В ответ раздалось лишь полное ненависти, но благоразумное молчание, конечно же, бессовестно оклеветанного борца за свободу.
— Ладно, успокоилась я уже, — вдохнув-выдохнув, как всегда невозмутимо заявила Цойн, пока явно напуганная Махт помалкивала. — А насчет изнасилования, то я не менее твоего возмущена. Но только не тем, как Командор судил. Ибо за ним сила, и поступил он не хуже, пожалуй, любого из сильных мира сего. В этом-то мире всё просто. Не нравится? Вон, меч — возьми да оспорь. Ну или войско приведи, которое подкрепит твои аргументы в споре. А нет — так помалкивай себе да дальше терпи. Так вот, а то меня возмутило, что у этой потаскухи Хафт всё вышло! Она ведь давно заприметила недалекого Брехта, у которого после махания кайлом ещё на что-то сил оставалось, вот и стала упорно задом перед ним вертеть, старательно завлекая простофилю, ясное дело, не долго продержавшегося. Болван. А теперь вот, словно зная, дрянь хитрая, что Командор предложит такой вариант, получила шанс пристроиться при не самом плохоньком мужчине. Хоть и мозги у него ниже пояса все, но снова здоровый, крепкий телом муж, который и ранее был опытен в убое монстров, а теперь и вовсе уважаемый боец из Первого десятка. Разве ж светило, пусть и красивой да ладной во всех местах, но бывшей шлюхе, такой же как и я впрочем, охомутать столь завидную партию? А тут он сам побежал упрашивать её сжалиться, чтоб не кожу ему поркой спустили, чтоб не лебидо прикрутили, а пошла чтоб за него, вроде как прощенного.
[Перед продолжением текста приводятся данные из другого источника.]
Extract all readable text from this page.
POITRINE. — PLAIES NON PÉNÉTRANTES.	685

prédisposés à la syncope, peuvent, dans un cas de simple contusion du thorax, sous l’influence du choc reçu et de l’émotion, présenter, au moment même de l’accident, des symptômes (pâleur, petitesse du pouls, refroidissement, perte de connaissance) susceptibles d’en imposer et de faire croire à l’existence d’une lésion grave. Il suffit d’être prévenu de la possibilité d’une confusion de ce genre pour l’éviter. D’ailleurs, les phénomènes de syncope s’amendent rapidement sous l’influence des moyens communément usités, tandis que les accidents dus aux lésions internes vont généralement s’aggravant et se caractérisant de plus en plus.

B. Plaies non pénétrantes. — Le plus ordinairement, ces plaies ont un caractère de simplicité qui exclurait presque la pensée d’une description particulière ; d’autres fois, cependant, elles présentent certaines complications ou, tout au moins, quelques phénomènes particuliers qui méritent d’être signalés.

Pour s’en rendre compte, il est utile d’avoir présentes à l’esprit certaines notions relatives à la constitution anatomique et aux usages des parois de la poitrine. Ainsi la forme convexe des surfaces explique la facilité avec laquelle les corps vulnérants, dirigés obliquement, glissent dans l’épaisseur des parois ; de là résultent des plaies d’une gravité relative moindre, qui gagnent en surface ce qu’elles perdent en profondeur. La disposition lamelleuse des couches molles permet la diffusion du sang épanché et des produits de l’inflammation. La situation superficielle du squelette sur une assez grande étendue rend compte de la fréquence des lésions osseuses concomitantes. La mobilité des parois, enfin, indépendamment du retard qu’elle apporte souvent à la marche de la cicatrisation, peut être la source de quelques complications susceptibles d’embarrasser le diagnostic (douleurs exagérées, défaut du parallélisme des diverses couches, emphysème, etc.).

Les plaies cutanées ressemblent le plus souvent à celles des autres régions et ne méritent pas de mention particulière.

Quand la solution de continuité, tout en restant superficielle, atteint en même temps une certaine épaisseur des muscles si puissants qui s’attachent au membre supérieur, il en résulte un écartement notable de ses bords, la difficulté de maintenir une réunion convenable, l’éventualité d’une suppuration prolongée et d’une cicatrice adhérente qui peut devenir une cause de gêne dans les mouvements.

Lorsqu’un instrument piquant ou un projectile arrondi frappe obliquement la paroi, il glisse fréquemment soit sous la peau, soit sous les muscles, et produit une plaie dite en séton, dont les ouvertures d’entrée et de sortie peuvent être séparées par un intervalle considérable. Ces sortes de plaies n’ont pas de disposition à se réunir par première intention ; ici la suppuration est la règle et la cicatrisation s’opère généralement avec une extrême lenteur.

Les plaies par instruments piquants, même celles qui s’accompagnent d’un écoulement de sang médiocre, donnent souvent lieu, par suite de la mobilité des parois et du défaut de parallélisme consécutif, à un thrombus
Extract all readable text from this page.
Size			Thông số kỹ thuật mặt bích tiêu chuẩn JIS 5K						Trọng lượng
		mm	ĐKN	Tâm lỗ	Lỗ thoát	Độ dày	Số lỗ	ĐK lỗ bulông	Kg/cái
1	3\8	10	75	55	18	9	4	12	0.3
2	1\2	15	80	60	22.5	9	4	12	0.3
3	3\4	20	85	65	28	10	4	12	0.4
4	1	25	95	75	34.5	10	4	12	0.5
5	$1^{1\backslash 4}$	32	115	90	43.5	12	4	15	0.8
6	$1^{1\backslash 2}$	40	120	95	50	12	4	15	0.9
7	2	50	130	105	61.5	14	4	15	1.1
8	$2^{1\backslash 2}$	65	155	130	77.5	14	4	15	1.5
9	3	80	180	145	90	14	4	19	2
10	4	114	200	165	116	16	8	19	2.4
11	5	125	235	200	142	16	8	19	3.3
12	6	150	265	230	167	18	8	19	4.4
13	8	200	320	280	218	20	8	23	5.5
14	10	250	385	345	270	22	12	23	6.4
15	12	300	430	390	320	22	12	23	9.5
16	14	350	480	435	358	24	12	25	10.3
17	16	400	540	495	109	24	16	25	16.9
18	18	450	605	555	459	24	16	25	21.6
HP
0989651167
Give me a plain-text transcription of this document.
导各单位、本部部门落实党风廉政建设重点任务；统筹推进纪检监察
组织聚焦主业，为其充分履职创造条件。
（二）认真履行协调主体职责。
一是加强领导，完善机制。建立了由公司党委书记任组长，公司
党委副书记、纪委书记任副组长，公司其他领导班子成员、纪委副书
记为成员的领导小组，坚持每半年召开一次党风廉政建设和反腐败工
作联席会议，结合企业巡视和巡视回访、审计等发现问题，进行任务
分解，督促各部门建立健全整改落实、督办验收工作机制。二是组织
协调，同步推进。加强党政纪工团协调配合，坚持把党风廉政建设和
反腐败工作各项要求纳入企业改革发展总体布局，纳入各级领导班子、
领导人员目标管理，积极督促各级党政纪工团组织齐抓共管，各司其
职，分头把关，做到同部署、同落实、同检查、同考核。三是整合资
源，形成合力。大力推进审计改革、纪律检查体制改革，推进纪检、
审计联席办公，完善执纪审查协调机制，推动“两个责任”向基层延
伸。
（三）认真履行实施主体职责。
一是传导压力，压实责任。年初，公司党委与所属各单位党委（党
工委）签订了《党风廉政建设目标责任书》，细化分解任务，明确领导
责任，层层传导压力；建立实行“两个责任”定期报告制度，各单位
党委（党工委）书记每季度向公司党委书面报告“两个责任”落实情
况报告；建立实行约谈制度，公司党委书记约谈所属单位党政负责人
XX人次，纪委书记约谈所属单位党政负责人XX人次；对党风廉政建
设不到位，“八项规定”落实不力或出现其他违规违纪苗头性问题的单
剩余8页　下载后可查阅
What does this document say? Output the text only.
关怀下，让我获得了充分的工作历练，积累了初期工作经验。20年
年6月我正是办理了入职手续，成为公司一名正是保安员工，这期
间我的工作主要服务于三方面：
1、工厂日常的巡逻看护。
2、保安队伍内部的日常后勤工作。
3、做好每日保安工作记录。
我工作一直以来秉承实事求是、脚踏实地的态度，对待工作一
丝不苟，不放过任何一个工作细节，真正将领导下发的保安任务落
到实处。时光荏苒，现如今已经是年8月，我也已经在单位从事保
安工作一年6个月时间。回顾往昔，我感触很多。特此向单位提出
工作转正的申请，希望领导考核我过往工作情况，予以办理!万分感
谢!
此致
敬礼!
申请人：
Умно́!
— Да... да что за чушь? Кому такой нужен? Бородатый, фу.
— Говорю же, рано Командор вас, школоту лишений не знавшую, привечать стал. Не бери, короче, в голову. Всё равно не поймешь.
— Марта, Ирма, готово у вас? — вдруг окликнула болтушек самая, пожалуй, пожилая из женщин Надобрывинска. Была она в по-пиратски повязанной косынке, подпоясанной рубахе и широких на ней, миниатюрной, штанах с обмотками. Цветовая палитра — традиционная. — Ну как, уже?